New York Times, By QUENTIN HARDY, Oct 11, 2011
... We took 60 years of crop yield data, and 14 terabytes of information on soil types, every two square miles for the United States, from the Department of Agriculture," says David Friedberg, chief executive of the
Climate Corporation, a name WeatherBill started using Tuesday.
"We match that with the weather information for one million points the government scans with Doppler radar - this huge national infrastructure for storm warnings - and make predictions for the effect on corn, soybeans and winter wheat."
The product, insurance against things like drought, too much rain at the planting or the harvest, or an early freeze, is sold through 10,000 agents nationwide.
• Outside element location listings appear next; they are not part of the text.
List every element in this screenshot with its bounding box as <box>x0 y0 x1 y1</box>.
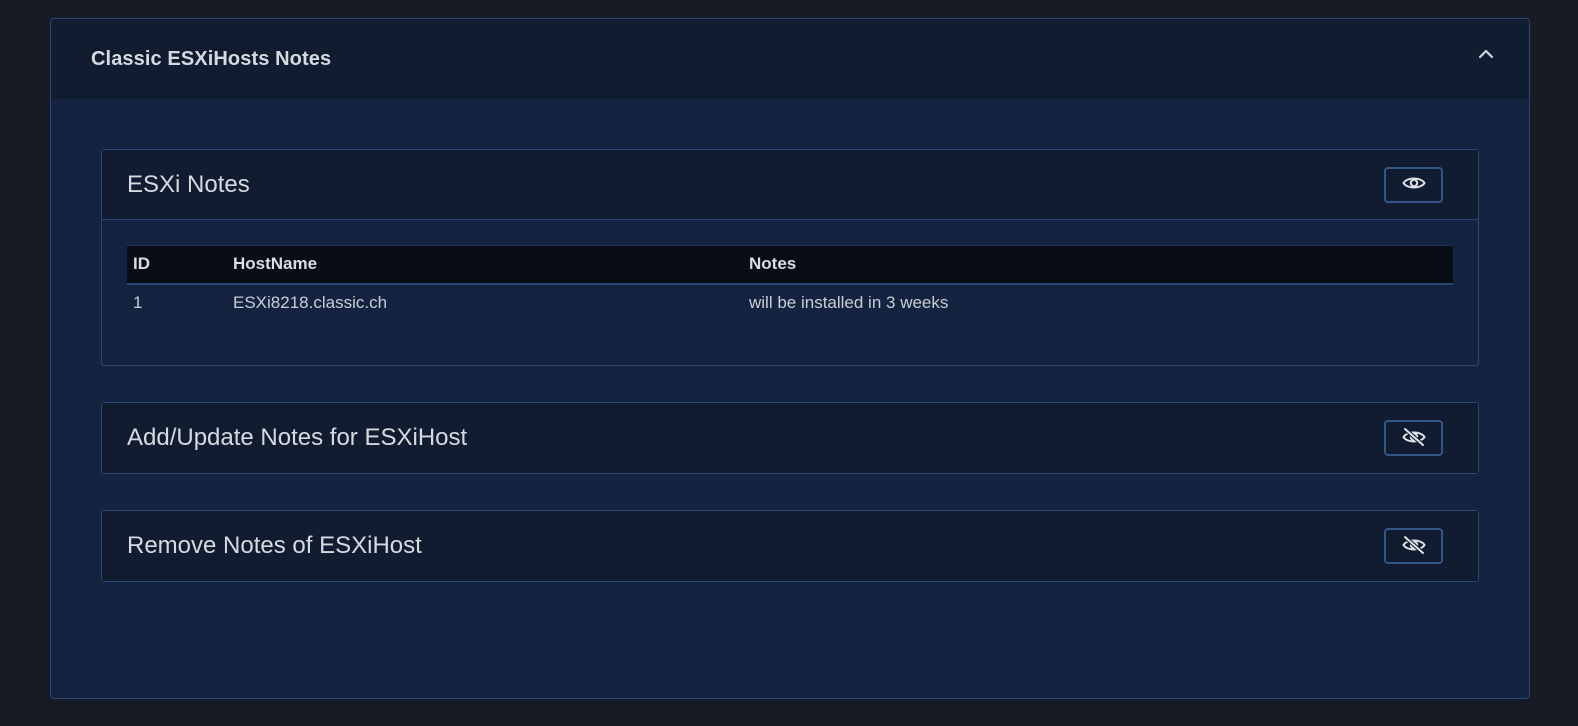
add-update-notes-title: Add/Update Notes for ESXiHost <box>127 424 468 451</box>
eye-slash-icon <box>1401 535 1426 558</box>
toggle-esxi-notes-button[interactable] <box>1384 166 1443 203</box>
esxi-notes-table: ID HostName Notes 1 ESXi8218.classic.ch … <box>127 245 1453 321</box>
esxi-notes-card: ESXi Notes ID HostName Notes 1 ESXi8218.… <box>101 149 1479 366</box>
table-header-row: ID HostName Notes <box>127 245 1453 285</box>
eye-icon <box>1401 175 1426 194</box>
classic-esxihosts-notes-panel: Classic ESXiHosts Notes ESXi Notes ID Ho… <box>50 18 1530 699</box>
column-header-id[interactable]: ID <box>127 245 227 285</box>
esxi-notes-title: ESXi Notes <box>127 170 250 198</box>
chevron-up-icon[interactable] <box>1471 39 1501 69</box>
esxi-notes-card-body: ID HostName Notes 1 ESXi8218.classic.ch … <box>102 220 1478 365</box>
cell-hostname: ESXi8218.classic.ch <box>233 292 388 312</box>
panel-header[interactable]: Classic ESXiHosts Notes <box>51 19 1529 99</box>
add-update-notes-card-header: Add/Update Notes for ESXiHost <box>102 403 1478 473</box>
add-update-notes-card: Add/Update Notes for ESXiHost <box>101 402 1479 474</box>
eye-slash-icon <box>1401 427 1426 450</box>
remove-notes-card: Remove Notes of ESXiHost <box>101 510 1479 582</box>
panel-body: ESXi Notes ID HostName Notes 1 ESXi8218.… <box>51 99 1529 582</box>
esxi-notes-card-header: ESXi Notes <box>102 150 1478 220</box>
cell-id: 1 <box>133 292 143 312</box>
table-row[interactable]: 1 ESXi8218.classic.ch will be installed … <box>127 284 1453 321</box>
panel-title: Classic ESXiHosts Notes <box>91 47 332 70</box>
column-header-hostname[interactable]: HostName <box>227 245 743 285</box>
remove-notes-title: Remove Notes of ESXiHost <box>127 532 422 559</box>
column-header-notes[interactable]: Notes <box>743 245 1453 285</box>
cell-notes: will be installed in 3 weeks <box>749 292 949 312</box>
remove-notes-card-header: Remove Notes of ESXiHost <box>102 511 1478 581</box>
toggle-remove-notes-button[interactable] <box>1384 528 1443 564</box>
toggle-add-update-notes-button[interactable] <box>1384 420 1443 456</box>
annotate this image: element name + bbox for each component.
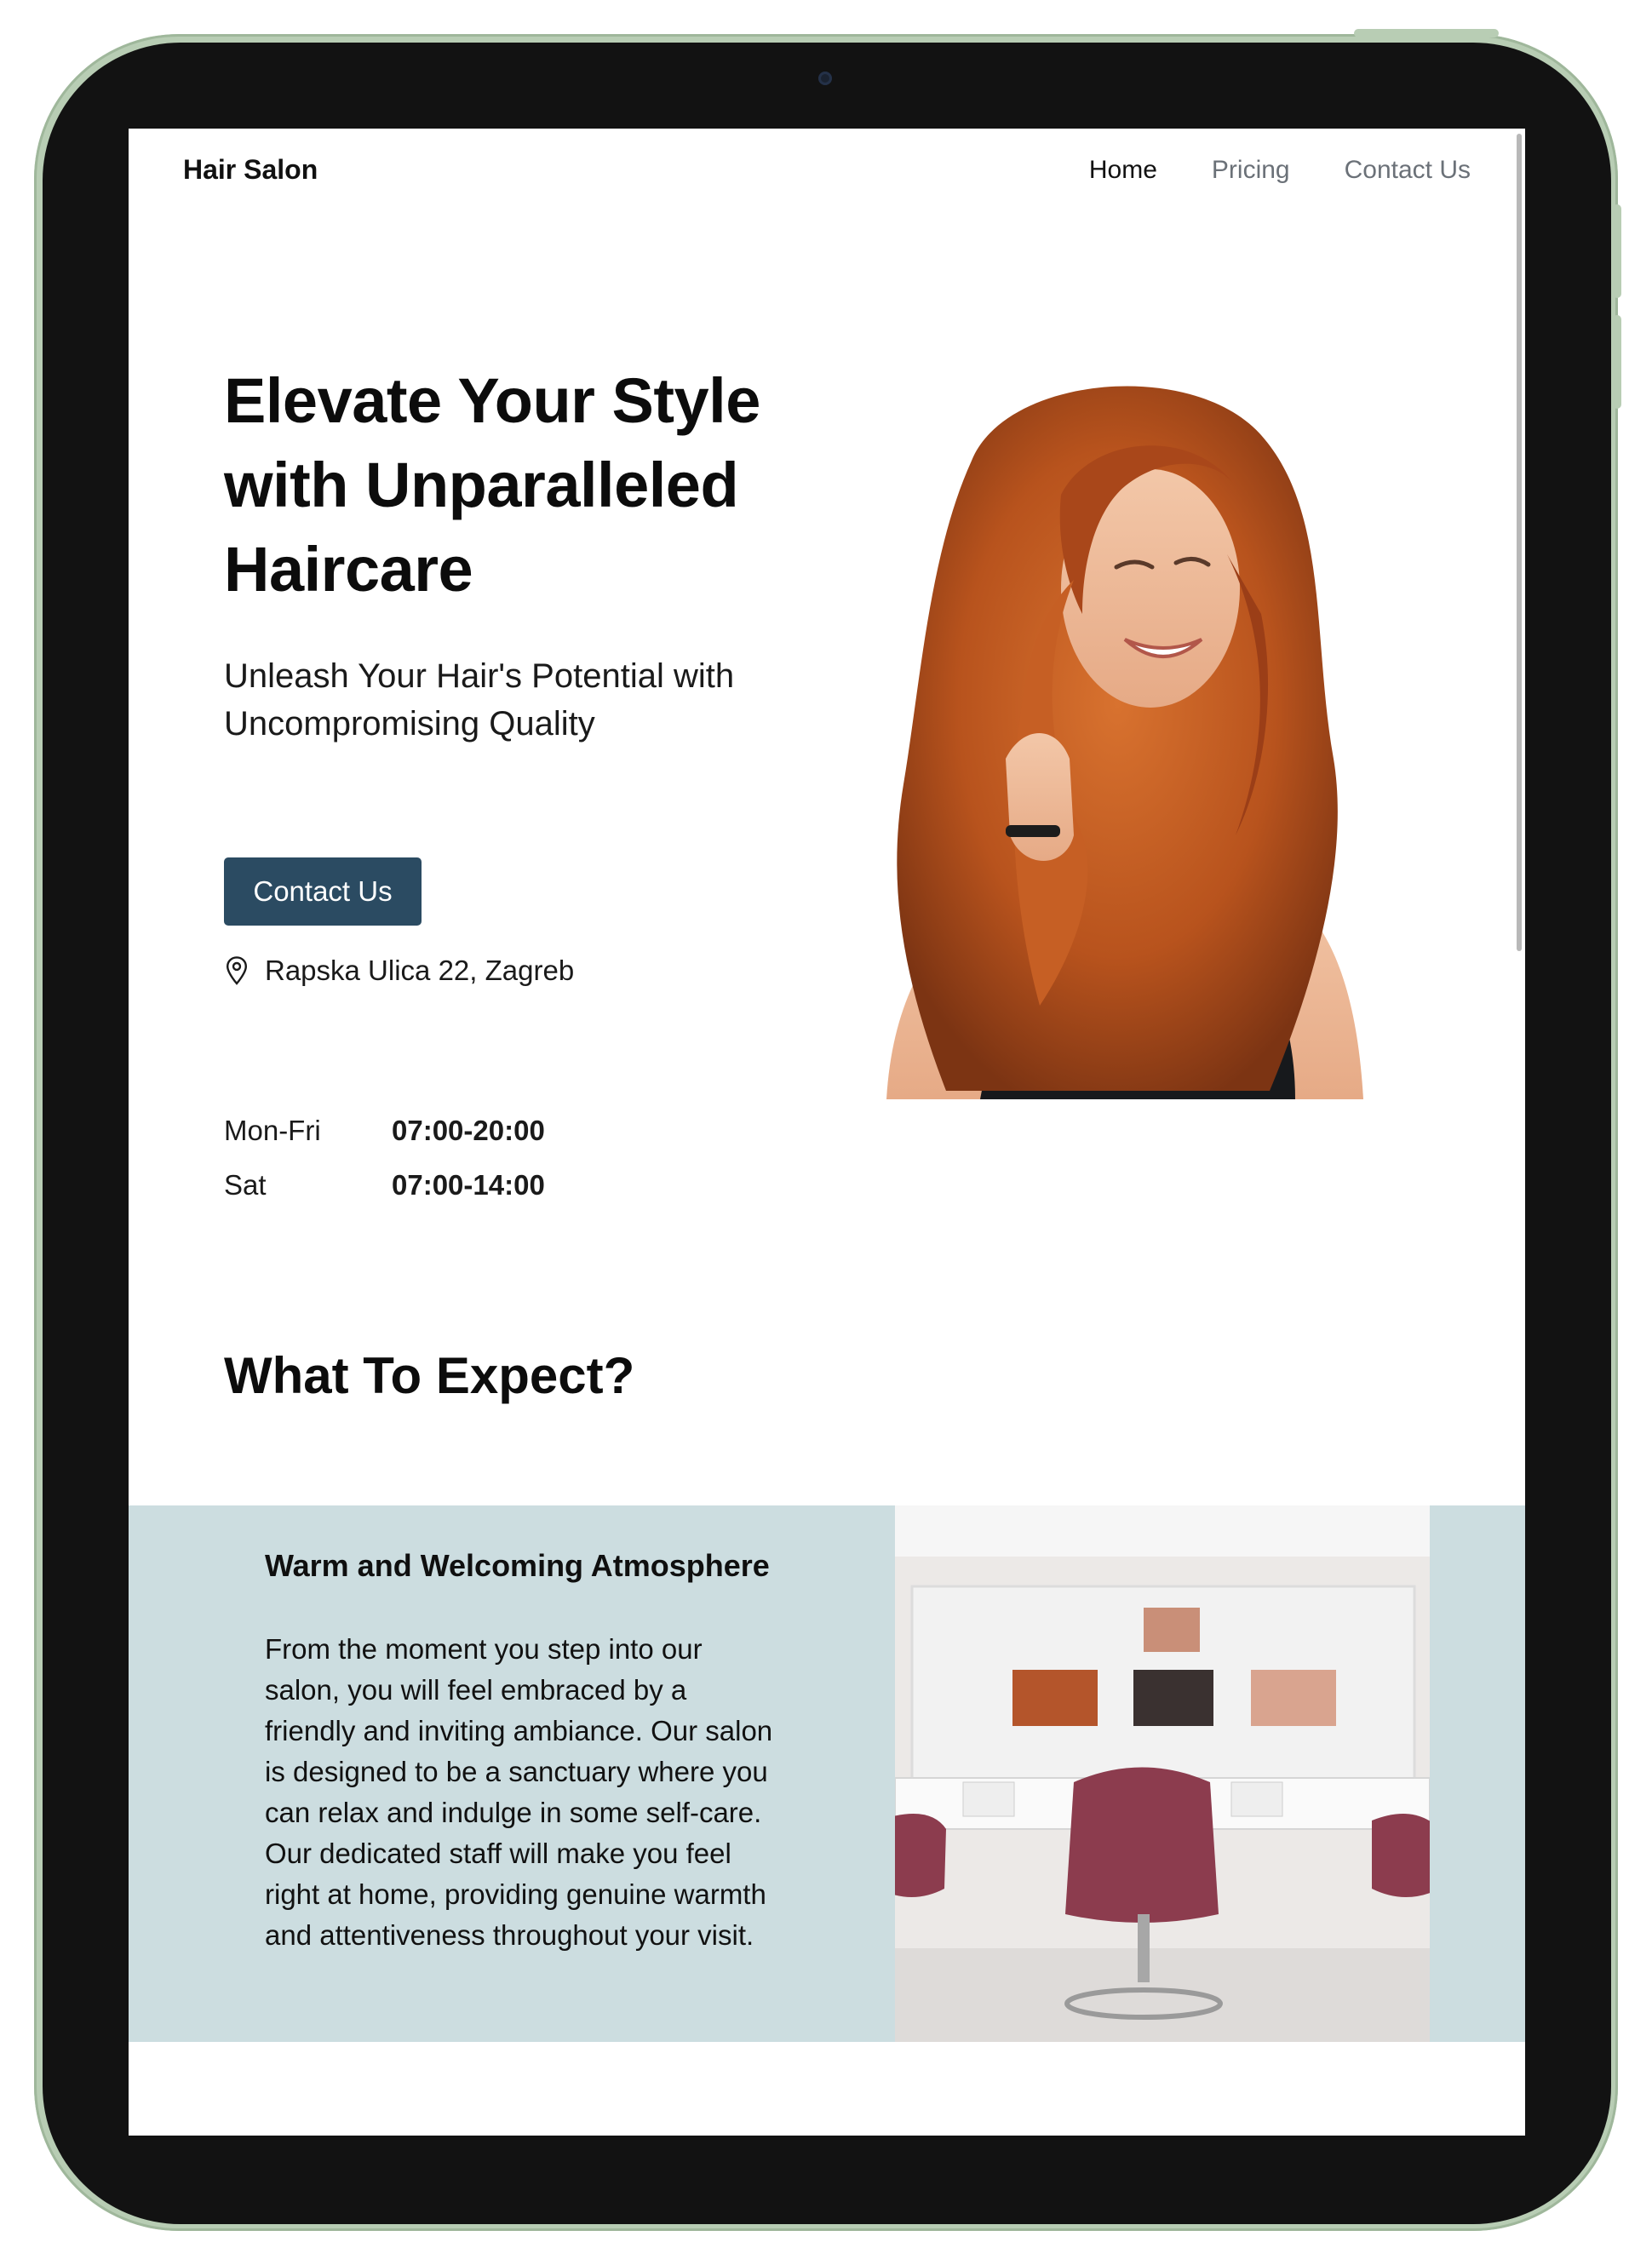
map-pin-icon — [226, 956, 248, 985]
address: Rapska Ulica 22, Zagreb — [224, 955, 574, 987]
address-text: Rapska Ulica 22, Zagreb — [265, 955, 575, 986]
feature-body: From the moment you step into our salon,… — [265, 1633, 773, 1951]
hero-title: Elevate Your Style with Unparalleled Hai… — [224, 365, 760, 605]
hours-row: Mon-Fri 07:00-20:00 — [224, 1104, 545, 1158]
contact-us-button[interactable]: Contact Us — [224, 857, 422, 926]
power-button — [1354, 29, 1499, 37]
volume-up-button — [1613, 204, 1621, 298]
hours-row: Sat 07:00-14:00 — [224, 1158, 545, 1213]
opening-hours: Mon-Fri 07:00-20:00 Sat 07:00-14:00 — [224, 1104, 545, 1213]
hours-time: 07:00-14:00 — [392, 1169, 545, 1201]
salon-interior-image — [895, 1505, 1430, 2042]
volume-down-button — [1613, 315, 1621, 409]
scrollbar-thumb[interactable] — [1517, 134, 1522, 951]
front-camera — [818, 72, 832, 85]
screen: Hair Salon Home Pricing Contact Us Eleva… — [129, 129, 1525, 2136]
hours-time: 07:00-20:00 — [392, 1115, 545, 1146]
section-title: What To Expect? — [224, 1347, 635, 1404]
nav-contact-us[interactable]: Contact Us — [1345, 156, 1471, 185]
hours-day: Mon-Fri — [224, 1115, 321, 1146]
site-logo[interactable]: Hair Salon — [183, 154, 318, 186]
scrollbar[interactable] — [1517, 134, 1522, 951]
feature-title: Warm and Welcoming Atmosphere — [265, 1548, 770, 1583]
hours-day: Sat — [224, 1169, 267, 1201]
hero-subtitle: Unleash Your Hair's Potential with Uncom… — [224, 657, 735, 743]
nav-home[interactable]: Home — [1089, 156, 1157, 185]
hero-portrait-image — [886, 386, 1363, 1099]
nav-pricing[interactable]: Pricing — [1212, 156, 1290, 185]
main-nav: Home Pricing Contact Us — [1089, 156, 1471, 185]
The Climate Corporation, which also added Byron Dorgan, the former senator from North Dakota, to its board on Tuesday, will very likely get into insurance for specialty crops like tomatoes and grapes, which do not have federal insurance.
Like the weather information, the data on soils was free for the taking. The hard and expensive part is turning the data into a product. Mr. Friedberg was an early member of the corporate development team at Google. The co-founder, Siraj Khaliq, worked in distributed computing, which involves apportioning big data computing problems across multiple machines. He works as the Climate Corporation's chief technical officer. Out of the staff of 60 in the company's San Francisco office (another 30 work in the field) about 12 have doctorates, in areas like environmental science and applied mathematics.